Cette Bonne Nouvelle, elle l’annonce aussi à travers un apostolat auprès des guides de la paroisse Sacré Cœur de Chagoua à N’Djamena et les multiples contacts qu’elle a avec des parents d’élèves.

Cette mission, elle la vivra jusqu’en 1992. Elle-même confie au journal « Le Collégien » (n° spécial de 2009) que dans ses rencontres avec les jeunes, elle a toujours essayé de leur témoigner qu’ils étaient importants; que chacun d’eux avait des capacités à mettre en valeur; qu’ils avaient leur avenir, leur pays à construire; qu’ils étaient aimés de Dieu.

 

Une vie consacrée à l’Éducation de la jeunesse tchadienne

De 1992 à 2002, elle part en mission pastorale en province, notamment dans les villes de Guelendeng et Bongor. Là, elle s’occupe spécialement de la formation intellectuelle et professionnelle des jeunes.

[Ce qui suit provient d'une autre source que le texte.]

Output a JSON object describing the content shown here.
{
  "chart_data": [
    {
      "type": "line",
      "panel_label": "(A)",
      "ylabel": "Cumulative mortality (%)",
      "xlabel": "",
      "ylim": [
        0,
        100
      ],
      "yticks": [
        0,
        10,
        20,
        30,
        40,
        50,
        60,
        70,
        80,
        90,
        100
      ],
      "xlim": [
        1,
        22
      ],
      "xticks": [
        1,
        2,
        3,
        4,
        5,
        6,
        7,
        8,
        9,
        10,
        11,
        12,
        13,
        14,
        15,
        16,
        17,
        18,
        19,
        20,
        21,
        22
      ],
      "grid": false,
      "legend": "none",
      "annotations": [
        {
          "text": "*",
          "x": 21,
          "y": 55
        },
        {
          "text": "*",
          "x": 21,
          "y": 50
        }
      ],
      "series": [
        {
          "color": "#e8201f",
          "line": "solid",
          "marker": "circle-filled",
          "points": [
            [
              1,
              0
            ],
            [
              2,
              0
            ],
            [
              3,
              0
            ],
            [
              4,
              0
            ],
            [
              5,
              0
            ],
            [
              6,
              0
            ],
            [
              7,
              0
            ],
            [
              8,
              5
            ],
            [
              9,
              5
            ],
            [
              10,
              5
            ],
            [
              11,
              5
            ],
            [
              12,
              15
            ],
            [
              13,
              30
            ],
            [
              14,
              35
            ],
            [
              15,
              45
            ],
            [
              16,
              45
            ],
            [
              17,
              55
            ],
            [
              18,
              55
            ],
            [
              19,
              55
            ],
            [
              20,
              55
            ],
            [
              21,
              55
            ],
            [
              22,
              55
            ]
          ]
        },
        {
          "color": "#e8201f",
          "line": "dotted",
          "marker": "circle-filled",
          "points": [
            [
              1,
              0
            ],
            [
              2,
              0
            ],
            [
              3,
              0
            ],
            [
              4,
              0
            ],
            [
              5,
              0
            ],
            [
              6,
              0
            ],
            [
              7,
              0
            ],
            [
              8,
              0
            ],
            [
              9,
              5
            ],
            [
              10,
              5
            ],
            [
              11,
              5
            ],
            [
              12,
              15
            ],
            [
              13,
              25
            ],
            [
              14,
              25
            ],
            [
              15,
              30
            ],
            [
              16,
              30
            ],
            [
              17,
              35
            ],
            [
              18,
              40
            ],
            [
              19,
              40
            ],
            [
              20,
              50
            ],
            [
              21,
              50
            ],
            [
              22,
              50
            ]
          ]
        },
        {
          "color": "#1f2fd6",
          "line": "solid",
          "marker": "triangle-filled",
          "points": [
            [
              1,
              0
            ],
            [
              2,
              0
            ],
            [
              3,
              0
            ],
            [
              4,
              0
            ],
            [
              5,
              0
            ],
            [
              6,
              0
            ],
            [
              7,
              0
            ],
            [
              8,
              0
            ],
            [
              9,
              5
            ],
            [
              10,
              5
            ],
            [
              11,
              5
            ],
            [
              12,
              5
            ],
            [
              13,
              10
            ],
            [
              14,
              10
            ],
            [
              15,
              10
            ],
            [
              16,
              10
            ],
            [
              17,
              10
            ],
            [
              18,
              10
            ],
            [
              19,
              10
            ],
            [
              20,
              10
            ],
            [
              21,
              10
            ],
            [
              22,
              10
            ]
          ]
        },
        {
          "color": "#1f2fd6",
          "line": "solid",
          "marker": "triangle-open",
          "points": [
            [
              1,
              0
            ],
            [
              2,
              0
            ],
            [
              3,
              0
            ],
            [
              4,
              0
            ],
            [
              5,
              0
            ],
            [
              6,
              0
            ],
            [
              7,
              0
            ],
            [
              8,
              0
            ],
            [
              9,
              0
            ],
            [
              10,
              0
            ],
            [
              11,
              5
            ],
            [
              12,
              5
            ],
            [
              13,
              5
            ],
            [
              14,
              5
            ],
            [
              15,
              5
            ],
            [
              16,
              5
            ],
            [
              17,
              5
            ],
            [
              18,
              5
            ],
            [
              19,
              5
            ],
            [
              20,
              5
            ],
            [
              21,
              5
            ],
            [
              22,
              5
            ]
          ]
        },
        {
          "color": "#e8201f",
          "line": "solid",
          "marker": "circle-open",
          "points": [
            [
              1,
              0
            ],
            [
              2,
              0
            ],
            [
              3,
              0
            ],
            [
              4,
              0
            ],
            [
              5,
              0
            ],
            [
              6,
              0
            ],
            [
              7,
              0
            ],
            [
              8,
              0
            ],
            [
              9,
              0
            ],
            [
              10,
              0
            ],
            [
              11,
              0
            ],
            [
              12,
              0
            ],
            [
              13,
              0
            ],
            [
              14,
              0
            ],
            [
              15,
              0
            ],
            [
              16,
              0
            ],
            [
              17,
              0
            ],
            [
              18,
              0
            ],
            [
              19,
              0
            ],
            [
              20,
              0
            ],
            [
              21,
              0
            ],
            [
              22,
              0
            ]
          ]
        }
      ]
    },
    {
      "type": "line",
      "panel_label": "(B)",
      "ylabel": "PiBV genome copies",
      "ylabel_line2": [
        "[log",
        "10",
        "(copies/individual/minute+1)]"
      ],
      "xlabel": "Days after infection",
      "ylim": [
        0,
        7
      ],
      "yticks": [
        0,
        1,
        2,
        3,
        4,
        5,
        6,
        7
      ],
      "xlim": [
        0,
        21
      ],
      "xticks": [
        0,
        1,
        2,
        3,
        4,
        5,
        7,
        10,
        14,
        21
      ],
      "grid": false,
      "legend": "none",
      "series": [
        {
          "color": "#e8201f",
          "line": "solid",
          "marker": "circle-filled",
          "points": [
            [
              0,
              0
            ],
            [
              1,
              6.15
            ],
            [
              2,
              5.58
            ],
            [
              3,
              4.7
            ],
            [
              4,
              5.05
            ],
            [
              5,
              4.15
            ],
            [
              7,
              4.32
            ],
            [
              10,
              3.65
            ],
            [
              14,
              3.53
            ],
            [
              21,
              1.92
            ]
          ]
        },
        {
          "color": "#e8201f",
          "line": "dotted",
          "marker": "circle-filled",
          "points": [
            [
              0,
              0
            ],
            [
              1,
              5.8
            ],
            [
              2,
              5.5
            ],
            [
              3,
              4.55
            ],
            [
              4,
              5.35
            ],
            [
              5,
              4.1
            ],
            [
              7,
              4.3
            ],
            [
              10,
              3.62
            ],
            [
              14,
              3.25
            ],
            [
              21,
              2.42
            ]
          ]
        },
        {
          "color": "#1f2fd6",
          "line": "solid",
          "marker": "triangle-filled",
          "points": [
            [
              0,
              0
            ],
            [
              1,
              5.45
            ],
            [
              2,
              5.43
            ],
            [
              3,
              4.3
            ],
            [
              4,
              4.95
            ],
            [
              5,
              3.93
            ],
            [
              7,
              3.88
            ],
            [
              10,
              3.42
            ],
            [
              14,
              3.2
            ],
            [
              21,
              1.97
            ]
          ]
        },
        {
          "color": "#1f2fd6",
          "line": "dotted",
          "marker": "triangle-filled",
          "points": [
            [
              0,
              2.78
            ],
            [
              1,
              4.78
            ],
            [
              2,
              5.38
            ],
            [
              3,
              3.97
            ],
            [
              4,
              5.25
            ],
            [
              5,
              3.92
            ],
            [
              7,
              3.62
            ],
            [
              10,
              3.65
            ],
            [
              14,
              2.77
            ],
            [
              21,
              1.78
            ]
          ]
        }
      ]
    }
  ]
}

En 2002, Sr Françoise prend la direction du lycée Sacré-Cœur, charge qu’elle assumera avec dévouement jusqu’en 2009. Et lorsqu’elle doit prendre sa retraite de la direction, certains élèves et collaborateurs ne manquent pas de témoigner que Sr Françoise a su mélanger ingénieusement gentillesse à travers sourire et disponibilité à écouter, rigueur dans le travail, dynamisme et sympathie. Et grâce à cela, elle gagne l’estime et la confiance de tous.

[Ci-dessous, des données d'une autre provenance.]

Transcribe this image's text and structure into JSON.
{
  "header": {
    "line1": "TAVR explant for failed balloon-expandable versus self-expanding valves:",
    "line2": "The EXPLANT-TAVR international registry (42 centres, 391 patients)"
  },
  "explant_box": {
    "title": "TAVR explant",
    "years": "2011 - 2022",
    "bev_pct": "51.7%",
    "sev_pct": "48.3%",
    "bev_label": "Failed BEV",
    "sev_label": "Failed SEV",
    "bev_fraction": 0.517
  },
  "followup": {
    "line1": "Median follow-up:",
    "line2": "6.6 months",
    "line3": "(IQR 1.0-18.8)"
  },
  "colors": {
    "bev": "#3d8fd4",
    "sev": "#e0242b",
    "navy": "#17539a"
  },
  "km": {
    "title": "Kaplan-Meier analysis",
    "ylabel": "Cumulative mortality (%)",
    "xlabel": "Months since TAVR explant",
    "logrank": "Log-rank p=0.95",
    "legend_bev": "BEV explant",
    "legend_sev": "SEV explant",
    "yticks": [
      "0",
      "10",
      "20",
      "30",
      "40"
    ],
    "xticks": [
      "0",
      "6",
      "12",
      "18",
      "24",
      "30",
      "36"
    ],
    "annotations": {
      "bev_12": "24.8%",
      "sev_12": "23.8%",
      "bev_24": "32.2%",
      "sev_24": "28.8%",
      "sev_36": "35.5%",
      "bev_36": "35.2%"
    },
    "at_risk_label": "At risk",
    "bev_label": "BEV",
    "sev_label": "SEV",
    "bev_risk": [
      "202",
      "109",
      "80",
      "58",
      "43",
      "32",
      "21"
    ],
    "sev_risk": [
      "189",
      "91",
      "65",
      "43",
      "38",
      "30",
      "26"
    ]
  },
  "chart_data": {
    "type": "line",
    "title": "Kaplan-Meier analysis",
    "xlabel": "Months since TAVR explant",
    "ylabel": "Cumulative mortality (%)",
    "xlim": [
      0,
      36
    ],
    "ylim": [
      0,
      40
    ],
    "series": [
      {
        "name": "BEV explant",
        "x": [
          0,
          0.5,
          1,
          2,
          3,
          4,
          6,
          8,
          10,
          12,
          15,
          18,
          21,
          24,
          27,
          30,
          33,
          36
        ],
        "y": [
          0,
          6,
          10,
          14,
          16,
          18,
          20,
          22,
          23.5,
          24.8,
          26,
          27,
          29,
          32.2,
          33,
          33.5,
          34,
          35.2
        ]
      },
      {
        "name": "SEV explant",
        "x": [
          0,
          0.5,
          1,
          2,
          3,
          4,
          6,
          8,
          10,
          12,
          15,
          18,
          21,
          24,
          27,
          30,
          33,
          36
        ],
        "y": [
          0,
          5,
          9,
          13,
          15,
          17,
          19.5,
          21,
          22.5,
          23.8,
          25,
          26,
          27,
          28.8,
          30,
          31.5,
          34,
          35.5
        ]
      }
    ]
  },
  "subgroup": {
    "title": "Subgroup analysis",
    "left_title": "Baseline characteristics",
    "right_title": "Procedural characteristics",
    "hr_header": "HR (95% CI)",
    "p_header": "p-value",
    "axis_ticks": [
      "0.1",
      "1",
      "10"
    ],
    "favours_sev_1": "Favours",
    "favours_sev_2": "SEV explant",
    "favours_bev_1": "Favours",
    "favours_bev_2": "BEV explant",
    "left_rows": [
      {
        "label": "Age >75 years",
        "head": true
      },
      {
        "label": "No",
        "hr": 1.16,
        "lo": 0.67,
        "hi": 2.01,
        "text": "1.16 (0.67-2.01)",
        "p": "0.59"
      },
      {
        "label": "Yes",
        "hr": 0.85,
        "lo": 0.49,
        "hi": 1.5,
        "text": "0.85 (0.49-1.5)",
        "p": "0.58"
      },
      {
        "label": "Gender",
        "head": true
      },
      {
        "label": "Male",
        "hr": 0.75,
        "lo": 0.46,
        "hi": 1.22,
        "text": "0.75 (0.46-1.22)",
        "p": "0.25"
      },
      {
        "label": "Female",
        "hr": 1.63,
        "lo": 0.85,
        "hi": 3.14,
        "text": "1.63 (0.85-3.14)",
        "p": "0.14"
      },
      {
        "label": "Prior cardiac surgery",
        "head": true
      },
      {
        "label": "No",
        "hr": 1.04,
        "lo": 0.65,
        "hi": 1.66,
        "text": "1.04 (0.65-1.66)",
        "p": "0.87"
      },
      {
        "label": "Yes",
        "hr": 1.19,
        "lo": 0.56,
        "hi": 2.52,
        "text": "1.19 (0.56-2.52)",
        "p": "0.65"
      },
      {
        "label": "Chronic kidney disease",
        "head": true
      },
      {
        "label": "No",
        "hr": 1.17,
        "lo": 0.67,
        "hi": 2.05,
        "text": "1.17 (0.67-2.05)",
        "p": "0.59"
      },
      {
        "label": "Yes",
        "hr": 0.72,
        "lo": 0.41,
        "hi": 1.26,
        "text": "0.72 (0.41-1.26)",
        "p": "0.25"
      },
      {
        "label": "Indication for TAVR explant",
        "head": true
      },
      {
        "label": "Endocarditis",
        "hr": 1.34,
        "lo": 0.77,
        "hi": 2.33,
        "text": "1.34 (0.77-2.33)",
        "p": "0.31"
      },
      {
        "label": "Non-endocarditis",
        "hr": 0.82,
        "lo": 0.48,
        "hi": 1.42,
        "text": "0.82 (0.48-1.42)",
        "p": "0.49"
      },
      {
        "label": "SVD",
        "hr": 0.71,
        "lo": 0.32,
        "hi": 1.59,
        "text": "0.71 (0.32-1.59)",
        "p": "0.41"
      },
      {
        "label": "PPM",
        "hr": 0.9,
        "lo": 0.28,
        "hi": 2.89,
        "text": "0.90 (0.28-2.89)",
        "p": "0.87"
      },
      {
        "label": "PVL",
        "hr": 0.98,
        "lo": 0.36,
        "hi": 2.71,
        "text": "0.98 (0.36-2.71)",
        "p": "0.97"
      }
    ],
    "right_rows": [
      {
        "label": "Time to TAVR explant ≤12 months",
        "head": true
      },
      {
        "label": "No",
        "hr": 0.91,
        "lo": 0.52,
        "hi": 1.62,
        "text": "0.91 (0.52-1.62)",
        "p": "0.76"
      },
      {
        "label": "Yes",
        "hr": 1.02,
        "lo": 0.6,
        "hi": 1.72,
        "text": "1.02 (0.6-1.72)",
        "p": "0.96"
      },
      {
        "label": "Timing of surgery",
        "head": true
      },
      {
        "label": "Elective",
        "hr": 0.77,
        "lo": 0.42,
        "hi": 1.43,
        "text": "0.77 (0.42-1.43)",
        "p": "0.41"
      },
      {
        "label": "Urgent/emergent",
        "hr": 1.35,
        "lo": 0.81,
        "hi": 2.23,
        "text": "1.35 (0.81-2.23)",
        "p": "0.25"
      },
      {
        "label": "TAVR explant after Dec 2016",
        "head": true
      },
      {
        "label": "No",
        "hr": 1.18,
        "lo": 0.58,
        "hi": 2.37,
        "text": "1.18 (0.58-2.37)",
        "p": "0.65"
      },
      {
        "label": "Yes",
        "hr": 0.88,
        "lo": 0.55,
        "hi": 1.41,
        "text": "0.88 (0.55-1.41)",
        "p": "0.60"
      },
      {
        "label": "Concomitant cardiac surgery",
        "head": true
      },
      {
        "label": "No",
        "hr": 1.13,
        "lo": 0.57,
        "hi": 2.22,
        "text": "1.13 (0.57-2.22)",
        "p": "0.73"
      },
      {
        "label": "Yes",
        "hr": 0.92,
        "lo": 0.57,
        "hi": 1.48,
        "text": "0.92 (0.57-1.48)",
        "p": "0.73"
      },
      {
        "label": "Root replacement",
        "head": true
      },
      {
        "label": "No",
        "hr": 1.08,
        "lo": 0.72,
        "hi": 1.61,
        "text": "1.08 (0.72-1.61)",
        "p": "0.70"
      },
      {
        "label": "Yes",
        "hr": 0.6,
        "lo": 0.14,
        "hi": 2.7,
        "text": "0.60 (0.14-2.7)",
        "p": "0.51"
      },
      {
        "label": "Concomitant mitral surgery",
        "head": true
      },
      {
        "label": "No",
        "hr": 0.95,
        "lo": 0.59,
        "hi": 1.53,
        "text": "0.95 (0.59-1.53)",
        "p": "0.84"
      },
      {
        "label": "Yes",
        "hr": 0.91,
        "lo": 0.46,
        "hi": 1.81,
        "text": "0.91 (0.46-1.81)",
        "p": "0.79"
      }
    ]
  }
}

Elle-même affirmait qu’il faut laisser la place à l’Espérance et unir les forces pour aller plus loin.

En 2009, au moment de sa retraite, elle choisit de rester au Tchad, ce pays qu’elle aime de tout son cœur et auquel elle a consacré sa vie. Ainsi à partir de cette année-là, elle reprend son apostolat toujours dans les structures d’enseignement et d’encadrement des jeunes.

Elle se consacre à la bibliothèque Amadou Hampâté Bâ d’Atrone (N’Djamena) en 2015 puis repart à nouveau à Bongor en 2017. C’est à juste titre que, le 14 janvier 2010, elle reçoit les insignes de Chevalier de la Légion d’honneur des mains de l’Ambassadeur de France au Tchad.

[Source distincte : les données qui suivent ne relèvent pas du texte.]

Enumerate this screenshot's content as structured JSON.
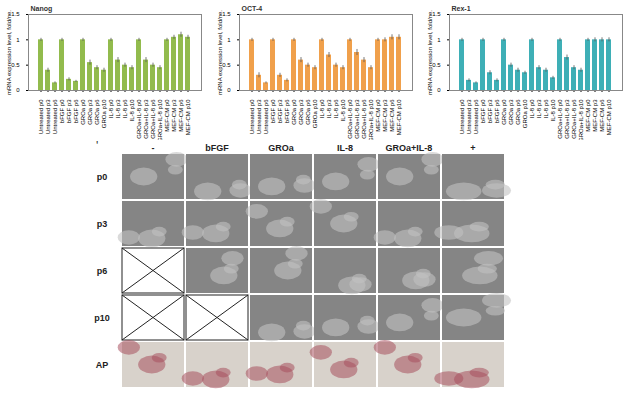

Sœur Françoise a aussi, au sein de la congrégation, été conseillère de la région à trois reprises. En 2016, elle est élue par ses sœurs comme délégué du Tchad au Chapitre Général de la Congrégation qui a lieu près de Rome. Et elle assume cette charge de déléguée avant d’entrer dans la plénitude de l’amour de Dieu.

Zone du Tchad (panneau pour le Chapitre de 2016)

 

Sœur Françoise était une femme de foi et de prière

Pendant sa retraite annuelle en 2017, elle a prié avec la vocation d’Abraham. Cela l’a beaucoup marquée : elle y voyait sa propre expérience manifestée dans le fait de quitter sa famille, son pays pour le Tchad. Elle avait demandé la grâce de la foi et celle de l’indifférence ignacienne.
Femme au cœur ouvert, elle était disponible pour aller jusqu’au bout de sa vie donnée à Dieu par amour.

Pendant la retraite de 2018 à Bakara, Sœur Françoise a commencé son itinéraire vers la maison du Père. Tenant la main de Dieu, elle est entrée dans la joie de son Maître en pleine retraite le dimanche 22 juillet 2018.
Le fait de vivre sa passion, sa mort et sa résurrection au cours de ce dimanche-là, est un témoignage fort du temps pascal qu’elle vivait au quotidien.
Étant dans l’année du bicentenaire du départ en Louisiane de Ste Philippine Duchesne notre 1ère missionnaire, Sœur Françoise a accompli sa traversée vers l’Amour infini et contemple enfin la face de Dieu.

Désormais, elle repose au cimetière de Farcha (N’Djamena) auprès de ses consœurs Hoh Sung Nyo de la Corée du Sud et Di-Ina Pahimi du Tchad qui l’ont précédée dans la maison du Père.